Within seconds, half the town was gone. The screaming had already begun to fade—not because people had stopped dying, but because there were fewer people left to scream.

Noah watched it all with cold calculation.

The monster turned toward him, multiple eyes focusing with predatory intelligence. It opened a maw filled with rows of spiraling teeth and charged.

Noah flicked his finger.

The world held its breath.

Then everything within a mile radius simply ceased to exist. The monster, the destroyed buildings, the corpses, the blood-soaked earth—all of it unmade in an instant of absolute erasure. Not destroyed. Not killed. Removed from the narrative of reality itself.

Where the town had been, there was now only a perfect crater of nothingness.

Noah exhaled slowly, looking at what he'd done. His hand rose, and time shuddered. It flowed backward, reality rewinding like thread on a spool. Buildings restored themselves. People returned to life, gasping as death released them. The market reformed, walls rebuilt, blood evaporated.

But the monster did not return.

Gasps filled the streets as people realized they were alive. A demon child with small horns tugged at his mother's sleeve, eyes wide with confusion.
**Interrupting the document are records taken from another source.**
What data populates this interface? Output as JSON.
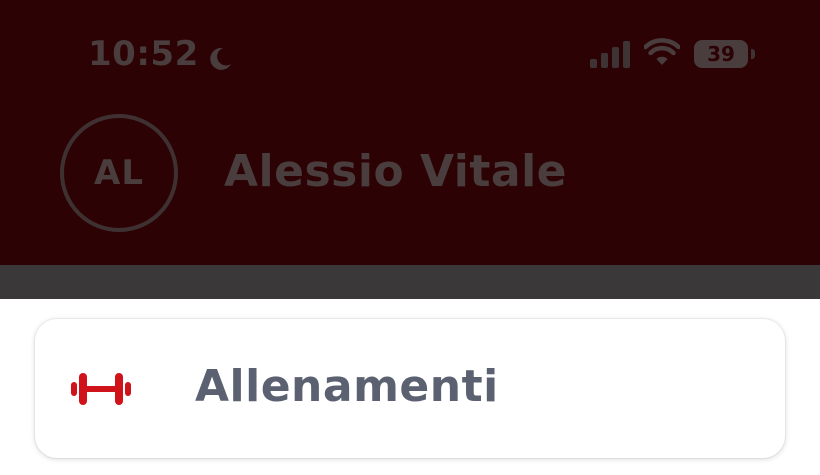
{
  "status_bar": {
    "time": "10:52",
    "battery_level": "39",
    "moon_icon": "moon-icon",
    "signal_icon": "cellular-signal-icon",
    "wifi_icon": "wifi-icon"
  },
  "profile": {
    "initials": "AL",
    "name": "Alessio Vitale"
  },
  "menu": {
    "items": [
      {
        "label": "Allenamenti",
        "icon": "dumbbell-icon"
      }
    ]
  },
  "colors": {
    "header_dimmed": "#2c0204",
    "accent_red": "#d0121b",
    "label_gray": "#5b6170"
  }
}
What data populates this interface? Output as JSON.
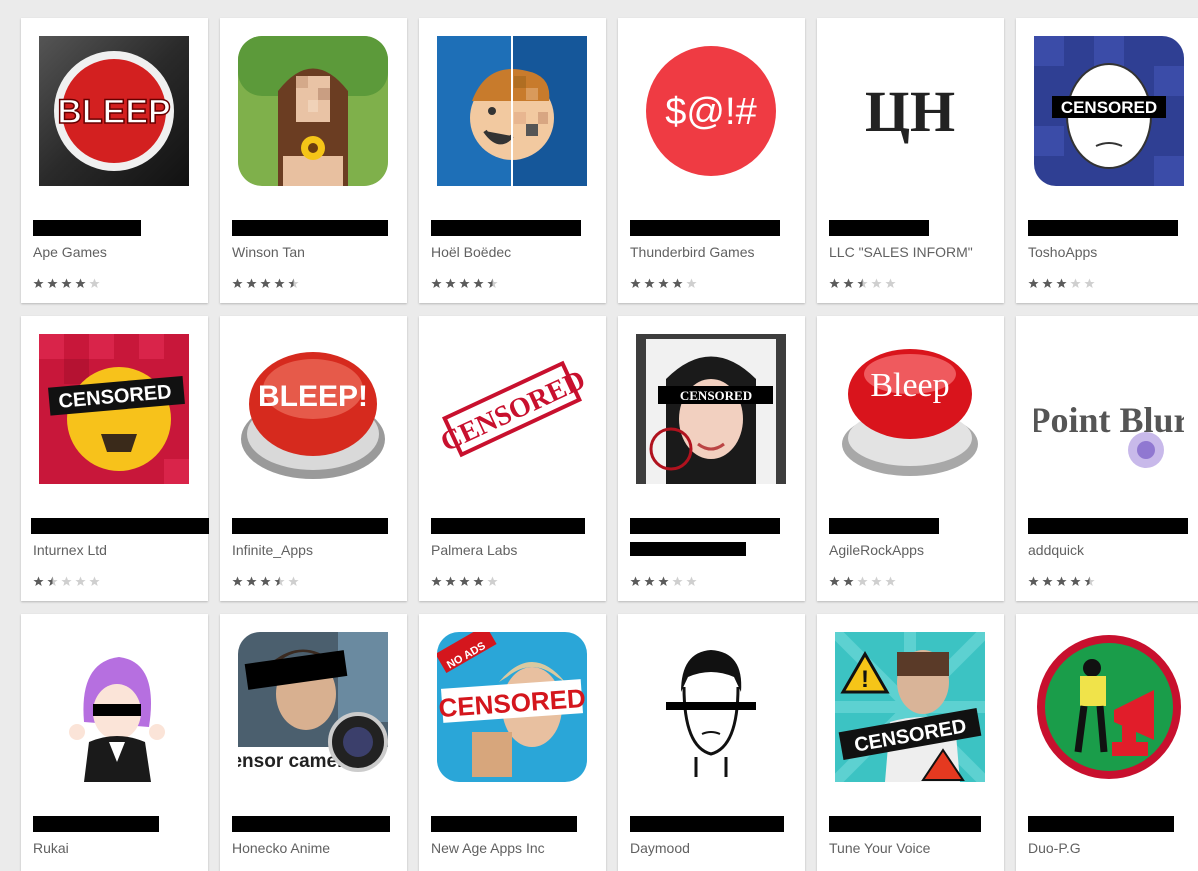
{
  "colors": {
    "background": "#ebebeb",
    "card": "#ffffff",
    "star_filled": "#5b5b5b",
    "star_empty": "#cfcfcf",
    "developer_text": "#616161"
  },
  "cards": [
    {
      "developer": "Ape Games",
      "rating": 4,
      "redact_width": 108,
      "icon_text": "BLEEP"
    },
    {
      "developer": "Winson Tan",
      "rating": 4.5,
      "redact_width": 156,
      "icon_text": ""
    },
    {
      "developer": "Hoël Boëdec",
      "rating": 4.5,
      "redact_width": 150,
      "icon_text": ""
    },
    {
      "developer": "Thunderbird Games",
      "rating": 4,
      "redact_width": 150,
      "icon_text": "$@!#"
    },
    {
      "developer": "LLC \"SALES INFORM\"",
      "rating": 2.5,
      "redact_width": 100,
      "icon_text": "ЦН"
    },
    {
      "developer": "ToshoApps",
      "rating": 3,
      "redact_width": 150,
      "icon_text": "CENSORED"
    },
    {
      "developer": "Inturnex Ltd",
      "rating": 1.5,
      "redact_width": 178,
      "icon_text": "CENSORED"
    },
    {
      "developer": "Infinite_Apps",
      "rating": 3.5,
      "redact_width": 156,
      "icon_text": "BLEEP!"
    },
    {
      "developer": "Palmera Labs",
      "rating": 4,
      "redact_width": 154,
      "icon_text": "CENSORED"
    },
    {
      "developer": "",
      "rating": 3,
      "redact_width": 150,
      "icon_text": "CENSORED"
    },
    {
      "developer": "AgileRockApps",
      "rating": 2,
      "redact_width": 110,
      "icon_text": "Bleep"
    },
    {
      "developer": "addquick",
      "rating": 4.5,
      "redact_width": 160,
      "icon_text": "Point Blur"
    },
    {
      "developer": "Rukai",
      "rating": null,
      "redact_width": 126,
      "icon_text": ""
    },
    {
      "developer": "Honecko Anime",
      "rating": null,
      "redact_width": 158,
      "icon_text": "censor camera"
    },
    {
      "developer": "New Age Apps Inc",
      "rating": null,
      "redact_width": 146,
      "icon_text": "CENSORED",
      "badge": "NO ADS"
    },
    {
      "developer": "Daymood",
      "rating": null,
      "redact_width": 154,
      "icon_text": ""
    },
    {
      "developer": "Tune Your Voice",
      "rating": null,
      "redact_width": 152,
      "icon_text": "CENSORED"
    },
    {
      "developer": "Duo-P.G",
      "rating": null,
      "redact_width": 146,
      "icon_text": ""
    }
  ]
}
"Mother... where did it go? The monster—it was right there, and then..."

Noah turned away. Their gratitude, their confusion, their relief—none of it touched him.
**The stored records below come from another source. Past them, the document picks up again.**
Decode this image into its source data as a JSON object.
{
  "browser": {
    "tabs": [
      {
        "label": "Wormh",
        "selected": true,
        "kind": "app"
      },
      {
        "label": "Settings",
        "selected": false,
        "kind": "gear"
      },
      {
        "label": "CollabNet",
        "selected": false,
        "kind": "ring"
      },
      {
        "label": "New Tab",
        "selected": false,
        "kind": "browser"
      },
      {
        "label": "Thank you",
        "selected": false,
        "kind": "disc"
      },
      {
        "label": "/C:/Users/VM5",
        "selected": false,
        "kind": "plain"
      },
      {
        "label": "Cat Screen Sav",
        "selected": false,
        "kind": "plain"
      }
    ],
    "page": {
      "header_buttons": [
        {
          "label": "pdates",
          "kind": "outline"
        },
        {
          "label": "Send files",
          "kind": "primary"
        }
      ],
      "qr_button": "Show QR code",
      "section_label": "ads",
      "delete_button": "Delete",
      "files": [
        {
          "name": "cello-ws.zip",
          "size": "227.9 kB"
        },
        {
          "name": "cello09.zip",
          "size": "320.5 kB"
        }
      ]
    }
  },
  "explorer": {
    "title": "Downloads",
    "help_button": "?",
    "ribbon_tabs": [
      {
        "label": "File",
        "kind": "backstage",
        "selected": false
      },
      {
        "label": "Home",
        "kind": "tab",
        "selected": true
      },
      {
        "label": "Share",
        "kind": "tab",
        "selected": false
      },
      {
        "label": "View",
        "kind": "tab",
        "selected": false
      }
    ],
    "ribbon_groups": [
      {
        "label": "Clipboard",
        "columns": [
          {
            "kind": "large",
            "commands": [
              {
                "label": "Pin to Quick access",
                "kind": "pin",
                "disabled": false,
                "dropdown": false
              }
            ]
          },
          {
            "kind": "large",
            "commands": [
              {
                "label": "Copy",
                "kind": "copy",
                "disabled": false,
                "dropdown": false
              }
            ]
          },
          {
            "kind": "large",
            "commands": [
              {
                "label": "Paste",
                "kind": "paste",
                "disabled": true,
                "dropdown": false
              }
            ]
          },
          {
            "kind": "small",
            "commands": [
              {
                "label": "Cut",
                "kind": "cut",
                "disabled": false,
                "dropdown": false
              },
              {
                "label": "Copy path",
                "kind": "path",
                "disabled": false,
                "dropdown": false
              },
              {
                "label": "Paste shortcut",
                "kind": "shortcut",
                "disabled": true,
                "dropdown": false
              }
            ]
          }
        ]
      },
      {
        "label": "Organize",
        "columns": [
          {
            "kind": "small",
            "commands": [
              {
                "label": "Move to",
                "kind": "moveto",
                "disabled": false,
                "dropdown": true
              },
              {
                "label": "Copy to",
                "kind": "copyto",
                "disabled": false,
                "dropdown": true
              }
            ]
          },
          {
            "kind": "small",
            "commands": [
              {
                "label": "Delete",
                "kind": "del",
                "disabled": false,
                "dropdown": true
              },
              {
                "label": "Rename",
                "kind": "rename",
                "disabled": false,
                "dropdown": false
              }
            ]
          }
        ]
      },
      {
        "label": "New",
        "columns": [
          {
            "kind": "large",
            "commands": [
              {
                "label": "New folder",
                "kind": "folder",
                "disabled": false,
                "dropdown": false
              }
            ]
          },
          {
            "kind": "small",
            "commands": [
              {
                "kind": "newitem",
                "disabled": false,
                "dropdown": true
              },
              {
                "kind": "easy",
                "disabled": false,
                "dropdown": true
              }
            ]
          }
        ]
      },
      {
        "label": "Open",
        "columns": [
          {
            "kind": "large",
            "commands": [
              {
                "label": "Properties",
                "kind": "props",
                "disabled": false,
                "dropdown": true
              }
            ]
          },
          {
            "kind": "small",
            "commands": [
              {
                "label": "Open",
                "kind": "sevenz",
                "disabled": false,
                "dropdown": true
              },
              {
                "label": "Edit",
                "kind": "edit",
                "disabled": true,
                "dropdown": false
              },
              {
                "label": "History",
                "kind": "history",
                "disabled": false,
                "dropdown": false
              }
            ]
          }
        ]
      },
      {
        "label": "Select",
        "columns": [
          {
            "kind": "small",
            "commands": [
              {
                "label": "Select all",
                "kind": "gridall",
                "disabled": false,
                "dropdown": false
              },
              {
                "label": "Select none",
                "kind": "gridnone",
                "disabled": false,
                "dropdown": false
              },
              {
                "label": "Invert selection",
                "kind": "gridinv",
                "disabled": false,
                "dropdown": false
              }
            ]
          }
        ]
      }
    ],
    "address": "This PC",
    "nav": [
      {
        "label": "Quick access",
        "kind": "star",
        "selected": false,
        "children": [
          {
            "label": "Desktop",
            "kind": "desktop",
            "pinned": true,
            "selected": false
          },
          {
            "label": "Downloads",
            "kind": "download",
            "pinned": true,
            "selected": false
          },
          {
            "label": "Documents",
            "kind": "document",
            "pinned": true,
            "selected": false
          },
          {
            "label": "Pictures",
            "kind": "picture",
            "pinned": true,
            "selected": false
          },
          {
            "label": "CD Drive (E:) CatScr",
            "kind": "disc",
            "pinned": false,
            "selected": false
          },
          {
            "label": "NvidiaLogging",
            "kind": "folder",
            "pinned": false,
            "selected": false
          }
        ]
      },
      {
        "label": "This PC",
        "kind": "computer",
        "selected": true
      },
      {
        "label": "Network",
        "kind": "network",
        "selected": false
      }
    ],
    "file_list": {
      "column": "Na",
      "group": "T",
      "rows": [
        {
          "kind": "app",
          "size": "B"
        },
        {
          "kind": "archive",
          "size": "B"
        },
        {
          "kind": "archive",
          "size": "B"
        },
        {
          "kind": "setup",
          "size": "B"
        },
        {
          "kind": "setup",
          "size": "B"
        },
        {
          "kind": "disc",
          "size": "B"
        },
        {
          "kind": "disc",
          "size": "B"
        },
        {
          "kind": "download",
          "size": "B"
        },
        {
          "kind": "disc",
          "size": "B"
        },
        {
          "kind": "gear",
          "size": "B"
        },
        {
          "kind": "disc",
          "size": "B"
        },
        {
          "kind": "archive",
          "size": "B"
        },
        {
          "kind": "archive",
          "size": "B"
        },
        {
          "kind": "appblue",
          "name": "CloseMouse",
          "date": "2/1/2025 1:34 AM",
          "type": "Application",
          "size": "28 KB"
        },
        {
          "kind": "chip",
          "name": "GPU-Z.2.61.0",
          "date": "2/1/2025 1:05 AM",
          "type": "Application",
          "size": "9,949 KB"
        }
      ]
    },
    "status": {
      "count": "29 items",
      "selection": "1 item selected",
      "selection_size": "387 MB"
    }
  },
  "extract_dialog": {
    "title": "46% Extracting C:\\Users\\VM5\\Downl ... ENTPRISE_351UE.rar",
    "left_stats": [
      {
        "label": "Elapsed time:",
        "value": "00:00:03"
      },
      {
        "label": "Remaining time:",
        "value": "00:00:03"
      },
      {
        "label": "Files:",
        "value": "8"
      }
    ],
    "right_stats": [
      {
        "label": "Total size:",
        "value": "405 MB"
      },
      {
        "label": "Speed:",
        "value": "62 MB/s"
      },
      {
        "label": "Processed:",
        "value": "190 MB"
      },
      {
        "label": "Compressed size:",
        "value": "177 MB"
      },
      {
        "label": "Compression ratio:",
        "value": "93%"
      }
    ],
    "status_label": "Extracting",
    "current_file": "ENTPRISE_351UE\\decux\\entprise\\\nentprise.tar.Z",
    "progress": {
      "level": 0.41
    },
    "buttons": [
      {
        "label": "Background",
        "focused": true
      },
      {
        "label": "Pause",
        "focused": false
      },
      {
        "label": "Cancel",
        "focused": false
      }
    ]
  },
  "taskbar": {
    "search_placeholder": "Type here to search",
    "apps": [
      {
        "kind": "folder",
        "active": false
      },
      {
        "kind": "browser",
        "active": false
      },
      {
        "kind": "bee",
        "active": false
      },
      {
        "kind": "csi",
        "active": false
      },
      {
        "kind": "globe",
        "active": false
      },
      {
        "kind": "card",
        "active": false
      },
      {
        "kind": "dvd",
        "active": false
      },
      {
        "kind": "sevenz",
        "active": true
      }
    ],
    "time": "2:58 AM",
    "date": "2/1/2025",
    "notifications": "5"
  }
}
"This world," he murmured, "is tedious."

He began walking toward the castle that loomed in the distance. If he wanted access to the higher worlds, if he wanted to reclaim his title and meaning—he would do it without burning everything to ash. There had to be a path upward, and he would find it.

A figure collided with him—a young woman who'd been running without looking. She stumbled back, eyes going wide as she registered who she'd bumped into. Power radiated from him even in his diminished state, impossible to miss. She bowed frantically, stammering an apology he didn't hear, then fled.

Noah watched her go, his expression unreadable.

"...So this is life without meaning."

He sighed, the sound carrying more weight than the destruction of the monster had.

"Boring."

And he continued forward, toward the castle, toward whatever came next.